Modulation of glutamate release from parallel fibers by mGlu4 and pre‐synaptic GABA A receptors

J. Neurochem. (2012) 120 , 552–563. Abstract The regulation of pre‐synaptic glutamate release is important in the maintenance and fidelity of excitatory transmission in the nervous system. In this study, we report a novel interaction between a ligand‐gated ion channel and a G‐protein coupled receptor which regulates glutamate release from parallel fiber axon terminals.
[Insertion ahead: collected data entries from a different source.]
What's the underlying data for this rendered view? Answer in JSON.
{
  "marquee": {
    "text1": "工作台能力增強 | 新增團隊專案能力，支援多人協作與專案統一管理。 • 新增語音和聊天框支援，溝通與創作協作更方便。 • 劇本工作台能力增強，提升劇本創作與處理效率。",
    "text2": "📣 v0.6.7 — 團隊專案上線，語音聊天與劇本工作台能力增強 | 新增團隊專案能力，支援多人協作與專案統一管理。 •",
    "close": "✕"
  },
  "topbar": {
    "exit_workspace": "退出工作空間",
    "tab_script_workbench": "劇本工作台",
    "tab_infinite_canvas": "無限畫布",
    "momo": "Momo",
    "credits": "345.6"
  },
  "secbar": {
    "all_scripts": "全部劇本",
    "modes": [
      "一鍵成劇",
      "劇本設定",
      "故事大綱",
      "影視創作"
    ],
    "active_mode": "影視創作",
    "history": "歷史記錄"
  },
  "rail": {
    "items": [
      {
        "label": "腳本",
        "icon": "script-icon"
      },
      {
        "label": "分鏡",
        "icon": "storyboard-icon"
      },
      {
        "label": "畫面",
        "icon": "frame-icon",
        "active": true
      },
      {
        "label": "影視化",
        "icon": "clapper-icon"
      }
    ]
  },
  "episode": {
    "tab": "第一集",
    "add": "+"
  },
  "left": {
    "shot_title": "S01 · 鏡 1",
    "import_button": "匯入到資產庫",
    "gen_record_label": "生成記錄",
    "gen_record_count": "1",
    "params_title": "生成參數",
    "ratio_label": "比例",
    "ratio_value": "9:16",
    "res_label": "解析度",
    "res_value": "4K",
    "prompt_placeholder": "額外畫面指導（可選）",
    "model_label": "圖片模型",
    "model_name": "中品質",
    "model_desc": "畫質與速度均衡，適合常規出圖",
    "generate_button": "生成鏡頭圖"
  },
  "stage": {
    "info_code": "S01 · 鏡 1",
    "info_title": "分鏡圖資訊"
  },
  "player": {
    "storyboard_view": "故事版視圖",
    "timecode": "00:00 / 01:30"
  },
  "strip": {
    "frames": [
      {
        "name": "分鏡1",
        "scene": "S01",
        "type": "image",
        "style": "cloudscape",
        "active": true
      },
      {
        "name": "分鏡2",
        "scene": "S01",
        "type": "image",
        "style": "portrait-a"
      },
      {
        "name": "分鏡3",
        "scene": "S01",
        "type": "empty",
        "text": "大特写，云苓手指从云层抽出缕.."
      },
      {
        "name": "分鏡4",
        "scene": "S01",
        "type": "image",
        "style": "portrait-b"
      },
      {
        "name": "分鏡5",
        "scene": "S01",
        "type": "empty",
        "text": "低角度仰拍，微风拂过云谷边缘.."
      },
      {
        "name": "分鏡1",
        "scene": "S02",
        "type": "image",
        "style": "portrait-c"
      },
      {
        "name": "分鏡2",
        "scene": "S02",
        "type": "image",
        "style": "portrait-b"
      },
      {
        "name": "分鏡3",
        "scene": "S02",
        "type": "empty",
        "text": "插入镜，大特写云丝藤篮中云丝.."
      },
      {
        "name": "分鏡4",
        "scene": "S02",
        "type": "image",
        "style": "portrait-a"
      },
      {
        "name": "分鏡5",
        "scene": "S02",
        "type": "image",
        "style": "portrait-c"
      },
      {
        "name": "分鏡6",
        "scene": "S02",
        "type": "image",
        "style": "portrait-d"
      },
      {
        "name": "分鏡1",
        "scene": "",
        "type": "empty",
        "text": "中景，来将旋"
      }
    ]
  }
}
Immunocytochemical analysis revealed that GABA A receptors and the high affinity group III metabotropic glutamate receptor subtype 4 (mGlu4) are co‐localized on glutamatergic parallel fiber axon terminals in the cerebellum. GABA A and mGlu4 receptors were also found to co‐immunoprecipitate from cerebellar membranes. Independently, these two receptors have opposing roles on glutamate release: pre‐synaptic GABA A receptors promote, while mGlu4 receptors inhibit, glutamate release. However, coincident activation of GABA A receptors with muscimol and mGlu4 with the agonist (2 S )‐ S ‐2‐amino‐4‐phosphonobutanoic acid , increased glutamate release from [ 3 H]glutamate‐loaded cerebellar synaptosomes above that observed with muscimol alone. Further support for an interaction between GABA A and mGlu4 receptors was obtained in the mGlu4 knockout mouse which displayed reduced binding of the GABA A ligand [ 35 S] tert ‐butylbicyclophosphorothionate, and decreased expression of the α1, α6, β2 GABA A receptor subunits in the cerebellum. Taken together, our data suggest a new role for mGlu4 whereby simultaneous activation with GABA A receptors acts to amplify glutamate release at parallel fiber‐Purkinje cell synapses.